The director takes material that is, at best, controversial and at worst, both highly speculative and shamelessly sensationalist, and treats it with the confidence of someone who has no doubt whatsoever that history will vindicate him one day. The performances are as over the top as the editing in framing the struggle of a righteous man who is going to uncover the truth and deliver justice, no matter what. Whether Garrison's, Marrs' and Stones' conclusions on the "who" and "how" of Kennedy's death are any more accurate than the official account is impossible to say, the movie, through the mouth of an unnamed Pentagon insider, does insist that in the end, these questions are far less important than the "why" of it all.
And this is where JFK, past all the loose ends and red herrings and colourful personalities, manages to provide a rather poignant thesis statement. The system killed Kennedy, no one in particular gave the order or signed the paper, it was act of adjustment, of sidestepping a potential inconvenience by removing its cause and waiting for the shock and the outrage to blow over. If everyone went along with it, no one specifically would ever have to take accountability and if any particular person or any particular sub network of people was indicted, everyone else could easily deny any knowledge. One of Thomas Pynchon's "Proverbs for the paranoid", as cited in his masterpiece "Gravities Rainbow" goes "you can't touch the master, but you can tickle his creatures". At the end of JFK, only a single man, probably not even very high up the ladder, is tried for conspiracy, and he gets declared innocent.

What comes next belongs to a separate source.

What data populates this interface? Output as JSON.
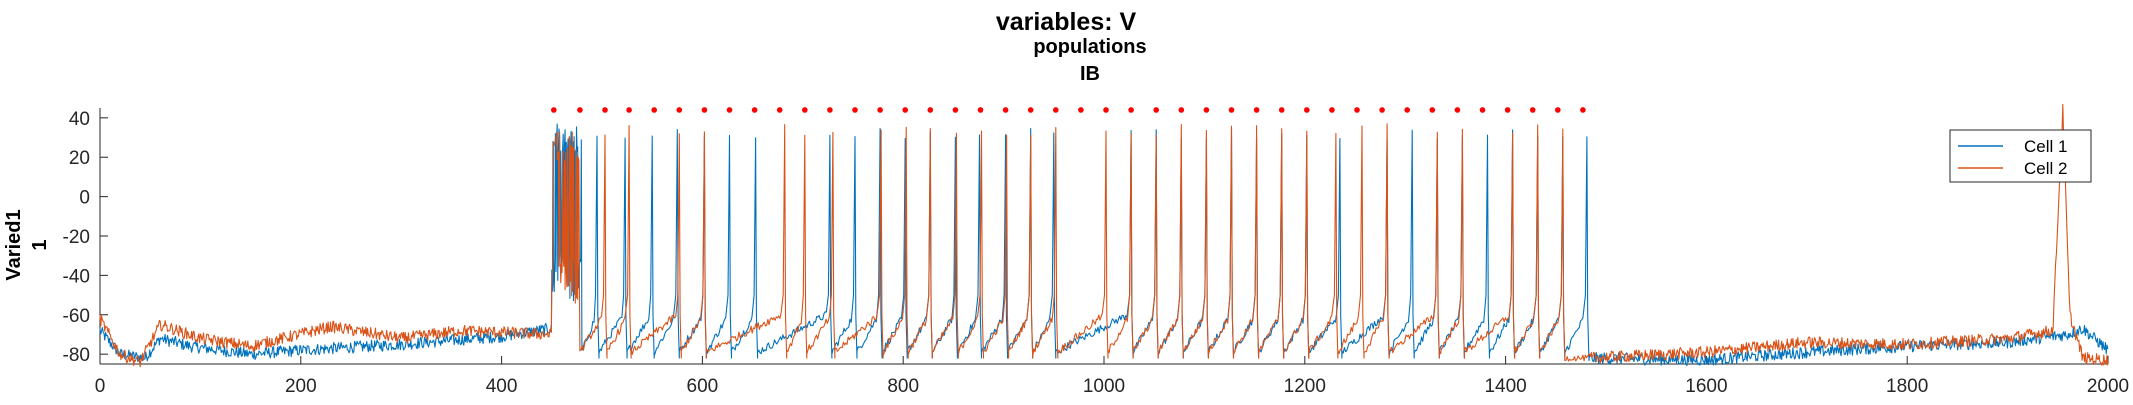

JFK is an incredibly sophisticated piece of conspiracy fiction that boldly challenges the official conclusions on a historical event that to this day raises a great many questions, only very few of which have satisfactory answers. Stone imagines a world where truth and justice are under threat, but not yet dead. JFK presents an attempt to showcase how much of the jigsaw puzzle he thinks he put together correctly in a narratively and artistically compelling way, simply because he feels the world has a right to know. I'm not able to speak for the validity of any of the conclusions brought forward in JFK, but I respect its core statements and the level of craftsmanship it employs to present them.